Genel olarak kabul edilen bir gerçek yeme bozukluklarının tedavisinde, psikoterapist, doktor, yeme uzmanı ve hemşire gibi farklı alandan çeşitli klinisyenlerin tedaviye katılmasıdır

Çoğu hastada yeme bozukluğunun yanısıra aynı zamanda tedavi edilmesi gereken depresyon, kaygı bozukluğu ve diğer psikiyatrik sorunlarda mevcuttur.

Yeme bozukluğu, hem fiziksel hemde ruhsal olarak insanı tahrip eder, dolayısıyla bu tür rahatsızlığı olan insanların hemen doktora başvurması gerekir. Erken teşhis ve önlem almak kişinin daha çabuk iyileşmesini önemli ölçüde etkiler. Erken zamanlarda teşhis edilmeyen ve geç kalınan durumlarda yeme bozukluğu kronik bir hale gelebilir ve hastanın yaşamını tehdit edebilir.

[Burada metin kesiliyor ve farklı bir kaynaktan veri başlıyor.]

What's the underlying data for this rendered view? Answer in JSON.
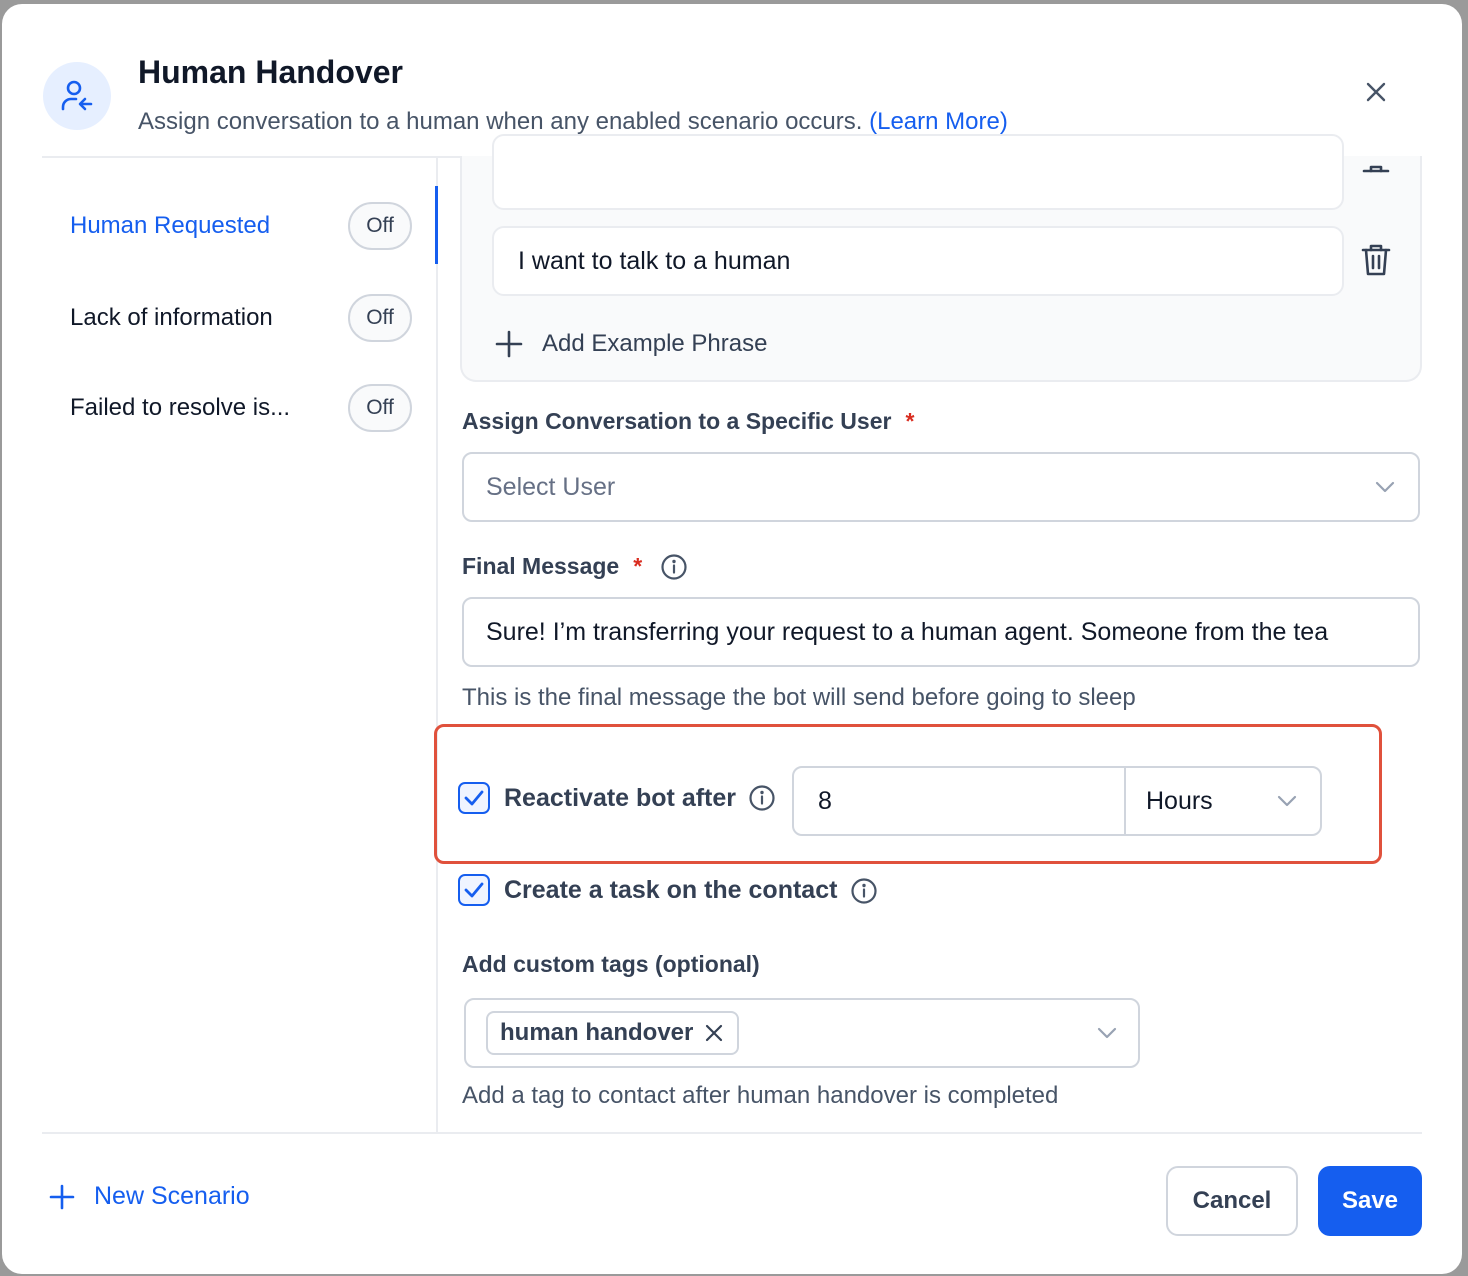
{
  "header": {
    "title": "Human Handover",
    "subtitle": "Assign conversation to a human when any enabled scenario occurs.",
    "learn_more": "(Learn More)",
    "icon": "user-arrow-icon"
  },
  "sidebar": {
    "items": [
      {
        "label": "Human Requested",
        "status": "Off",
        "active": true
      },
      {
        "label": "Lack of information",
        "status": "Off",
        "active": false
      },
      {
        "label": "Failed to resolve is...",
        "status": "Off",
        "active": false
      }
    ],
    "new_scenario": "New Scenario"
  },
  "phrases": {
    "items": [
      "",
      "I want to talk to a human"
    ],
    "add_label": "Add Example Phrase"
  },
  "assign_user": {
    "label": "Assign Conversation to a Specific User",
    "required": "*",
    "placeholder": "Select User"
  },
  "final_message": {
    "label": "Final Message",
    "required": "*",
    "value": "Sure! I’m transferring your request to a human agent. Someone from the tea",
    "help": "This is the final message the bot will send before going to sleep"
  },
  "reactivate": {
    "label": "Reactivate bot after",
    "checked": true,
    "value": "8",
    "unit": "Hours"
  },
  "create_task": {
    "label": "Create a task on the contact",
    "checked": true
  },
  "custom_tags": {
    "label": "Add custom tags (optional)",
    "tags": [
      "human handover"
    ],
    "help": "Add a tag to contact after human handover is completed"
  },
  "footer": {
    "cancel": "Cancel",
    "save": "Save"
  },
  "colors": {
    "accent": "#155eef",
    "highlight": "#e0513c",
    "required": "#d92d20"
  }
}
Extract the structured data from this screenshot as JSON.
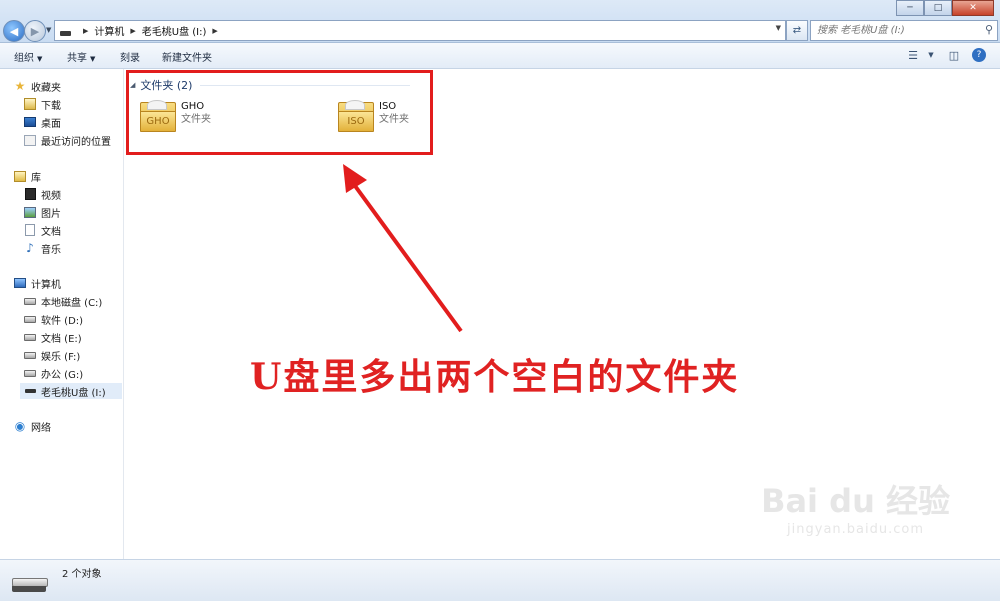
{
  "address_bar": {
    "crumbs": [
      "计算机",
      "老毛桃U盘 (I:)"
    ],
    "search_placeholder": "搜索 老毛桃U盘 (I:)"
  },
  "toolbar": {
    "organize": "组织",
    "share": "共享",
    "burn": "刻录",
    "new_folder": "新建文件夹"
  },
  "sidebar": {
    "favorites": {
      "label": "收藏夹",
      "items": [
        "下载",
        "桌面",
        "最近访问的位置"
      ]
    },
    "libraries": {
      "label": "库",
      "items": [
        "视频",
        "图片",
        "文档",
        "音乐"
      ]
    },
    "computer": {
      "label": "计算机",
      "items": [
        "本地磁盘 (C:)",
        "软件 (D:)",
        "文档 (E:)",
        "娱乐 (F:)",
        "办公 (G:)",
        "老毛桃U盘 (I:)"
      ]
    },
    "network": {
      "label": "网络"
    }
  },
  "content": {
    "group_title": "文件夹 (2)",
    "folders": [
      {
        "name": "GHO",
        "type": "文件夹",
        "badge": "GHO"
      },
      {
        "name": "ISO",
        "type": "文件夹",
        "badge": "ISO"
      }
    ]
  },
  "annotation": {
    "caption": "U盘里多出两个空白的文件夹",
    "color": "#e02222"
  },
  "watermark": {
    "logo": "Bai du 经验",
    "url": "jingyan.baidu.com"
  },
  "status_bar": {
    "text": "2 个对象"
  }
}
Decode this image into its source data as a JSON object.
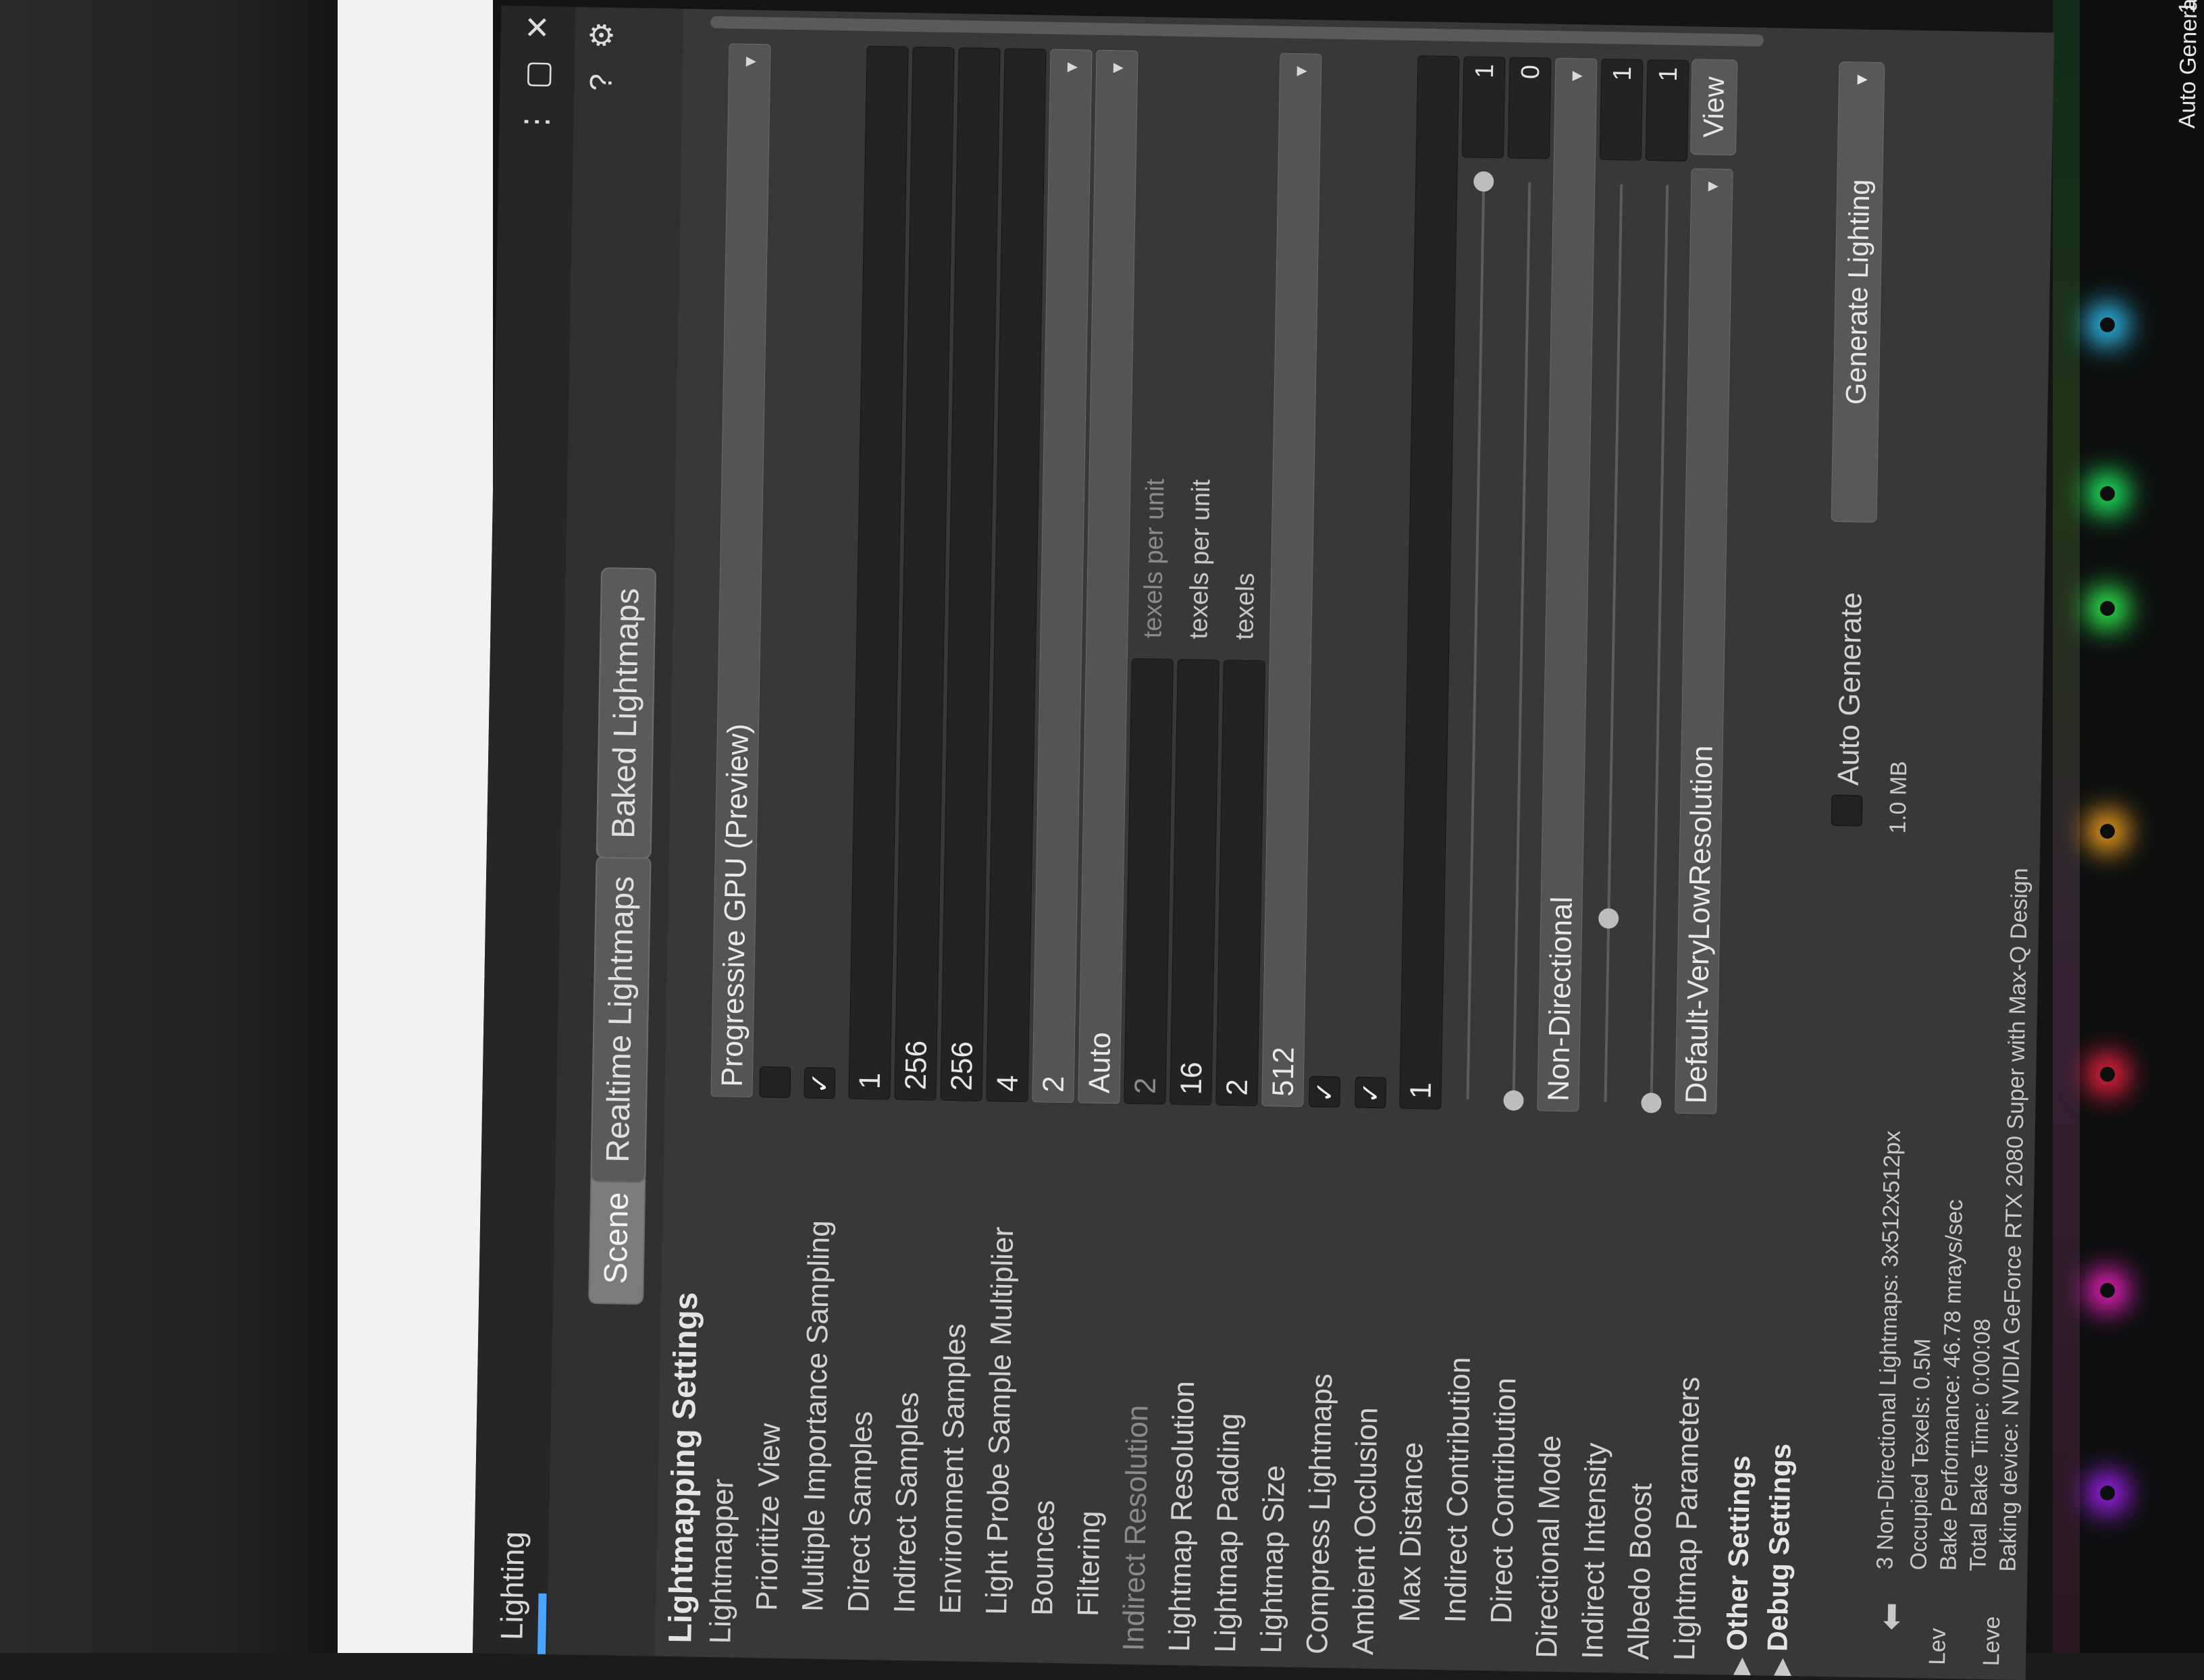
{
  "window": {
    "title": "Lighting",
    "menu_icon": "kebab-menu-icon",
    "maximize_icon": "maximize-icon",
    "close_icon": "close-icon",
    "close_glyph": "✕",
    "help_icon": "help-icon",
    "help_glyph": "?",
    "settings_icon": "gear-icon",
    "settings_glyph": "⚙",
    "kebab_glyph": "⋮",
    "maximize_glyph": "▢",
    "accent_color": "#4aa3ff"
  },
  "tabs": [
    {
      "label": "Scene",
      "active": true
    },
    {
      "label": "Realtime Lightmaps",
      "active": false
    },
    {
      "label": "Baked Lightmaps",
      "active": false
    }
  ],
  "section": {
    "title": "Lightmapping Settings"
  },
  "rows": {
    "lightmapper": {
      "label": "Lightmapper",
      "value": "Progressive GPU (Preview)"
    },
    "prioritize_view": {
      "label": "Prioritize View",
      "checked": false
    },
    "mis": {
      "label": "Multiple Importance Sampling",
      "checked": true,
      "glyph": "✓"
    },
    "direct_samples": {
      "label": "Direct Samples",
      "value": "1"
    },
    "indirect_samples": {
      "label": "Indirect Samples",
      "value": "256"
    },
    "environment_samples": {
      "label": "Environment Samples",
      "value": "256"
    },
    "probe_multiplier": {
      "label": "Light Probe Sample Multiplier",
      "value": "4"
    },
    "bounces": {
      "label": "Bounces",
      "value": "2"
    },
    "filtering": {
      "label": "Filtering",
      "value": "Auto"
    },
    "indirect_resolution": {
      "label": "Indirect Resolution",
      "value": "2",
      "unit": "texels per unit"
    },
    "lightmap_resolution": {
      "label": "Lightmap Resolution",
      "value": "16",
      "unit": "texels per unit"
    },
    "lightmap_padding": {
      "label": "Lightmap Padding",
      "value": "2",
      "unit": "texels"
    },
    "lightmap_size": {
      "label": "Lightmap Size",
      "value": "512"
    },
    "compress_lightmaps": {
      "label": "Compress Lightmaps",
      "checked": true,
      "glyph": "✓"
    },
    "ambient_occlusion": {
      "label": "Ambient Occlusion",
      "checked": true,
      "glyph": "✓"
    },
    "max_distance": {
      "label": "Max Distance",
      "value": "1"
    },
    "indirect_contribution": {
      "label": "Indirect Contribution",
      "value": "1",
      "level": 1.0
    },
    "direct_contribution": {
      "label": "Direct Contribution",
      "value": "0",
      "level": 0.0
    },
    "directional_mode": {
      "label": "Directional Mode",
      "value": "Non-Directional"
    },
    "indirect_intensity": {
      "label": "Indirect Intensity",
      "value": "1",
      "level": 0.2
    },
    "albedo_boost": {
      "label": "Albedo Boost",
      "value": "1",
      "level": 0.0
    },
    "lightmap_parameters": {
      "label": "Lightmap Parameters",
      "value": "Default-VeryLowResolution",
      "view_button": "View"
    }
  },
  "foldouts": [
    {
      "label": "Other Settings",
      "glyph": "▶"
    },
    {
      "label": "Debug Settings",
      "glyph": "▶"
    }
  ],
  "generate": {
    "auto_generate_label": "Auto Generate",
    "auto_generate_checked": false,
    "button_label": "Generate Lighting",
    "caret": "▾"
  },
  "footer": {
    "lev1": "Lev",
    "lev2": "Leve",
    "lightmaps_info": "3 Non-Directional Lightmaps: 3x512x512px",
    "size": "1.0 MB",
    "occupied_texels": "Occupied Texels: 0.5M",
    "bake_performance": "Bake Performance: 46.78 mrays/sec",
    "total_bake_time": "Total Bake Time: 0:00:08",
    "baking_device": "Baking device: NVIDIA GeForce RTX 2080 Super with Max-Q Design",
    "arrow_glyph": "⬅"
  },
  "taskbar": {
    "tray_text": "Auto Genera",
    "clock_fragment": "12"
  },
  "caret_glyph": "▾"
}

En etkili tedavi yöntemi bir doktor ve yeme uzmanı ile birlikte psikoterapi yada psikolojik danışmanlık almaktır. Tedavi kişiye özel olarak belirlenmelidir, çünkü tedavi hastalığın şiddetine ve hastanın özel sorunlarına, ihtiyaçlarına hitap etmelidir.

Psikolojik terapi hastanın hem yeme bozukluğuna hemde hastalığın altında yatan kişisel ve kültürel psikolojik etkenlere eğilmelidir. Hastanın hem kendisiyle hemde yiyeceklerle barış içinde ve sağlıklı bir şekilde nasıl yaşayacağını öğrenmesi gerekir.